China’s latest target is Australia, which riled Beijing by barring Huawei and ZTE from its 5G network, accusing China of interfering in Australia’s domestic politics, and, above all, calling for an independent inquiry into the origins of the Covid-19 pandemic. The number of Australian products exported to China that have been subjected to disruption is unprecedented—coal, barley, beef, copper, cotton, sugar, timber, wine, lobsters, sugar, wheat, wool, and beer have been affected.

In most cases, the Chinese government has denied imposing punitive measures. When the flow of Chinese tourists to South Korea slowed and South Korean consumer goods were subjected to boycotts inside China, Chinese officials strongly foreswore any government involvement and instead attributed the happenings to “strong feelings in the general public in China.” On occasion, Beijing has relied on dubious legal and regulatory grounds to justify erecting trade barriers. China alleged, for example, that Australian winemakers were receiving illegal subsidies and selling their products in China at predatory prices.

PRC tactics

Citing People’s Republic of China military literature, the official said options could begin with a “joint blockade campaign” and escalate to a full-scale amphibious invasion.
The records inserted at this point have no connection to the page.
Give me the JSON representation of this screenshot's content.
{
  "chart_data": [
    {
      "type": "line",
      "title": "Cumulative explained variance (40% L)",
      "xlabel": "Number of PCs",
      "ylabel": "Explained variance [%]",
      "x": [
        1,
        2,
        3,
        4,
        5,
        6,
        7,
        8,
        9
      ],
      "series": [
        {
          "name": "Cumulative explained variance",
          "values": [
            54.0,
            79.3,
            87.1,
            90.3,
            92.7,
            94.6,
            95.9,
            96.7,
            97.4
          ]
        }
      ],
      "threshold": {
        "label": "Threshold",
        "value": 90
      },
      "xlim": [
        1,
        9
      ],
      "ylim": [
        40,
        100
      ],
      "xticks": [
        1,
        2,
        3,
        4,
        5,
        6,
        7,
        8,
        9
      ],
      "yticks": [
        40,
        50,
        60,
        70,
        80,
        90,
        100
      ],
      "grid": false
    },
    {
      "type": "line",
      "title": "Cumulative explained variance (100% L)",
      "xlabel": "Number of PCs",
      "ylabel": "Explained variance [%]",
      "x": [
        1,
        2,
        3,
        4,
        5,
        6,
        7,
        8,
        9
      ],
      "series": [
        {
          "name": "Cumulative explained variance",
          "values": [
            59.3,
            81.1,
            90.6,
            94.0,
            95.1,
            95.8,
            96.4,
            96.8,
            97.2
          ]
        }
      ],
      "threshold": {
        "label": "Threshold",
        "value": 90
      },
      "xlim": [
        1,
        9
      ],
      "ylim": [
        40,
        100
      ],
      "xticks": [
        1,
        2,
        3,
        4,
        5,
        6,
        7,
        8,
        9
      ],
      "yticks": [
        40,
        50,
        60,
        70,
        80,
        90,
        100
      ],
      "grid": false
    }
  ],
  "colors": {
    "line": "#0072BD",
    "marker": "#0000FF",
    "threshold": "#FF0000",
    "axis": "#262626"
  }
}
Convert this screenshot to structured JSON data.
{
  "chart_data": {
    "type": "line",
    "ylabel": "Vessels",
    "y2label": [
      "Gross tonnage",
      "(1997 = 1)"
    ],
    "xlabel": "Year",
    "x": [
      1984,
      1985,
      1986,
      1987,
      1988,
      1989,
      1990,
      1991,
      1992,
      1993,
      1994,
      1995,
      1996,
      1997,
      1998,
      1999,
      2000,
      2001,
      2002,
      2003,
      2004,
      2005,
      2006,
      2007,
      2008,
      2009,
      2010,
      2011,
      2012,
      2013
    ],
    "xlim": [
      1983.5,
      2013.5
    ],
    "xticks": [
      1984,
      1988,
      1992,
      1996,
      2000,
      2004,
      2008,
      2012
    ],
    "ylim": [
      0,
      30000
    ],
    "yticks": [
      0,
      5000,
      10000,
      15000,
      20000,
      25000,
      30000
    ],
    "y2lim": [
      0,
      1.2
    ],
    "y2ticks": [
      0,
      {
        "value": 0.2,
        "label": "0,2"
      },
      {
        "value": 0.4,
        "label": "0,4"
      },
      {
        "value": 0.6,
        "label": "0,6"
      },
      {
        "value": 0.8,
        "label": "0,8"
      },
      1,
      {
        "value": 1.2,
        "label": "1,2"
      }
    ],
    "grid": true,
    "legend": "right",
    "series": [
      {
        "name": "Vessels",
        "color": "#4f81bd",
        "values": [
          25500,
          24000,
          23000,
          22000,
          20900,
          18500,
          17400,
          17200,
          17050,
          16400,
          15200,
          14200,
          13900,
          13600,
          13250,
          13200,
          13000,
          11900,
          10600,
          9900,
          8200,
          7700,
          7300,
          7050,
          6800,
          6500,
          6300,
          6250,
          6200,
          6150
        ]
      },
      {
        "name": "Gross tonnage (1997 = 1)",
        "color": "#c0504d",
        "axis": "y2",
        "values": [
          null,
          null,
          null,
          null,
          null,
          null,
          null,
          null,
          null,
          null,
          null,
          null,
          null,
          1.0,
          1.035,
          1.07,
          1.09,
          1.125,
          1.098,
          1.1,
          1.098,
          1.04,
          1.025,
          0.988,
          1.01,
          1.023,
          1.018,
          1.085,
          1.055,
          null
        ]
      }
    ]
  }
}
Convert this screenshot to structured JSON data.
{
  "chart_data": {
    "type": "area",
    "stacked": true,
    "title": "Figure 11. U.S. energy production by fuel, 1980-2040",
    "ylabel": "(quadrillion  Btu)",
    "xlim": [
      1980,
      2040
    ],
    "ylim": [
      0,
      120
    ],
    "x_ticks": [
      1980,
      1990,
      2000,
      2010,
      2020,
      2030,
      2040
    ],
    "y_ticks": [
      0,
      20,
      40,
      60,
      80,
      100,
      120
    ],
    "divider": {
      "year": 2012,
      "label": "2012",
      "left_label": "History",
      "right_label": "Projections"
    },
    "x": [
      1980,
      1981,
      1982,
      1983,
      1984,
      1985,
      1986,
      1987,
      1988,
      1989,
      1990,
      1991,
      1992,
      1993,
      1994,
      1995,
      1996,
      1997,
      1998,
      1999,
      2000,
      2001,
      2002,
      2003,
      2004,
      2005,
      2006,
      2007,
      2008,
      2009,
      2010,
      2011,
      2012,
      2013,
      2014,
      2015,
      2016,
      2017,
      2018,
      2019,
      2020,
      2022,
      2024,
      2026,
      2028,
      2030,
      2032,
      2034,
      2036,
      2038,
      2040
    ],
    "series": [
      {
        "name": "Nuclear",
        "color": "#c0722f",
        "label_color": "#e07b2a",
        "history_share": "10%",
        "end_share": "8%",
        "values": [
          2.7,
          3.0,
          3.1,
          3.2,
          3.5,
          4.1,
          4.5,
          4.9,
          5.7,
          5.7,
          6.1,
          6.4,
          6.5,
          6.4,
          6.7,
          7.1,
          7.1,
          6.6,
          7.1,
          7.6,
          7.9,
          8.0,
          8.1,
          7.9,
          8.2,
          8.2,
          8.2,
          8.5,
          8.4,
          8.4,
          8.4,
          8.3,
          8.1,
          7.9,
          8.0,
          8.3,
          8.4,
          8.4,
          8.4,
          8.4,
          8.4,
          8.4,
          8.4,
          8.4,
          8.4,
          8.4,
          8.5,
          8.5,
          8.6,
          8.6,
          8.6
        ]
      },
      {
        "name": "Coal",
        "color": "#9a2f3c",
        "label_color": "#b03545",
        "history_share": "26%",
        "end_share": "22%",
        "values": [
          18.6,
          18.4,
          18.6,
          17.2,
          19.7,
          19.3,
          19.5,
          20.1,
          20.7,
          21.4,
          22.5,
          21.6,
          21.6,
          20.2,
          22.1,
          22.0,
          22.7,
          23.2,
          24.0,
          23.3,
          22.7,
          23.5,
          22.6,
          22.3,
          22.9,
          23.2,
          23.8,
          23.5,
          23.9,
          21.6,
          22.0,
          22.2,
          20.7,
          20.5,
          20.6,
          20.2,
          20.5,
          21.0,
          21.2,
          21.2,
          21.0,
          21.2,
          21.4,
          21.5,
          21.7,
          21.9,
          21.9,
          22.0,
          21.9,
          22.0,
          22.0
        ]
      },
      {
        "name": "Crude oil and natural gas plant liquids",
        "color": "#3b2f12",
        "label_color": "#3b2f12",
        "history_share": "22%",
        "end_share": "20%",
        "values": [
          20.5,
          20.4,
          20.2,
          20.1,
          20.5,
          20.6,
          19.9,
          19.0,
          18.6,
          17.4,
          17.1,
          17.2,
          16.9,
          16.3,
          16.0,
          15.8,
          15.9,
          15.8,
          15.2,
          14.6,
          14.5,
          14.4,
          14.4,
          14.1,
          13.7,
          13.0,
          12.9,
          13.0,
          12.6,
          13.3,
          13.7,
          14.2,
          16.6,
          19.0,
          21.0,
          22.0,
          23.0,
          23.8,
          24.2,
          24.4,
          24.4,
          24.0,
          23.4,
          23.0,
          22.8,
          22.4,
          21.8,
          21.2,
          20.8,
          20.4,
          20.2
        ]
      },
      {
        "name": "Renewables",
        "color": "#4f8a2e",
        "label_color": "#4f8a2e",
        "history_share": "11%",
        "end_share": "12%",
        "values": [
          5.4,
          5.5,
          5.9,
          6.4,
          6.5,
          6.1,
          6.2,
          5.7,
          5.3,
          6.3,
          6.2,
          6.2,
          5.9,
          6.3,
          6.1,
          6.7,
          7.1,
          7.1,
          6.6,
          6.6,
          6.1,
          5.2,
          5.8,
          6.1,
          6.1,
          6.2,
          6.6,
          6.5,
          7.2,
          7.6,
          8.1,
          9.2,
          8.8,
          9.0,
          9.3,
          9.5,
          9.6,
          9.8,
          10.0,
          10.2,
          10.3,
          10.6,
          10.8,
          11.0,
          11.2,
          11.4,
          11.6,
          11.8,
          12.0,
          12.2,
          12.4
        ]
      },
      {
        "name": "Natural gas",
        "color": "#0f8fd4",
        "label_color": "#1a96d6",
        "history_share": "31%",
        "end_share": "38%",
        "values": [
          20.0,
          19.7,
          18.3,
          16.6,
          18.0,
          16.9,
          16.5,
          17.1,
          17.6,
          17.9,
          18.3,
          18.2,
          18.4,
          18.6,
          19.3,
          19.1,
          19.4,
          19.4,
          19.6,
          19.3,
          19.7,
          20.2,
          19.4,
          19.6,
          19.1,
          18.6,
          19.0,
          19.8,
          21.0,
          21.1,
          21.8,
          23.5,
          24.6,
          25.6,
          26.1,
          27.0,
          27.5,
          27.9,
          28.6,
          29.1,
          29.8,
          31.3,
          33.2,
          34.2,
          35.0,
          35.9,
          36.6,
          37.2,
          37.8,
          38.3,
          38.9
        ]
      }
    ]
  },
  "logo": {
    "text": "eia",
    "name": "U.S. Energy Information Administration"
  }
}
Likewise, air missile strikes, cyberattacks, or a seizure of offshore islands near Taiwan are options China appears to be preparing for.

The PRC activity and the pressure they’re putting on the Indo-Pacific region only increase every day, potentially destabilizing the region. Whether Australia wants to engage in a war against China or not,– that decision is forced upon Australia by the President of China, Xi Jinping.

Australia has two options –Australia either gives in to China’s economic coercion or maintain Australia’s democracy, freedom and Australian way of life. Australia should prefer the second option event it costs Australia dearly and opt-in to go to war against China.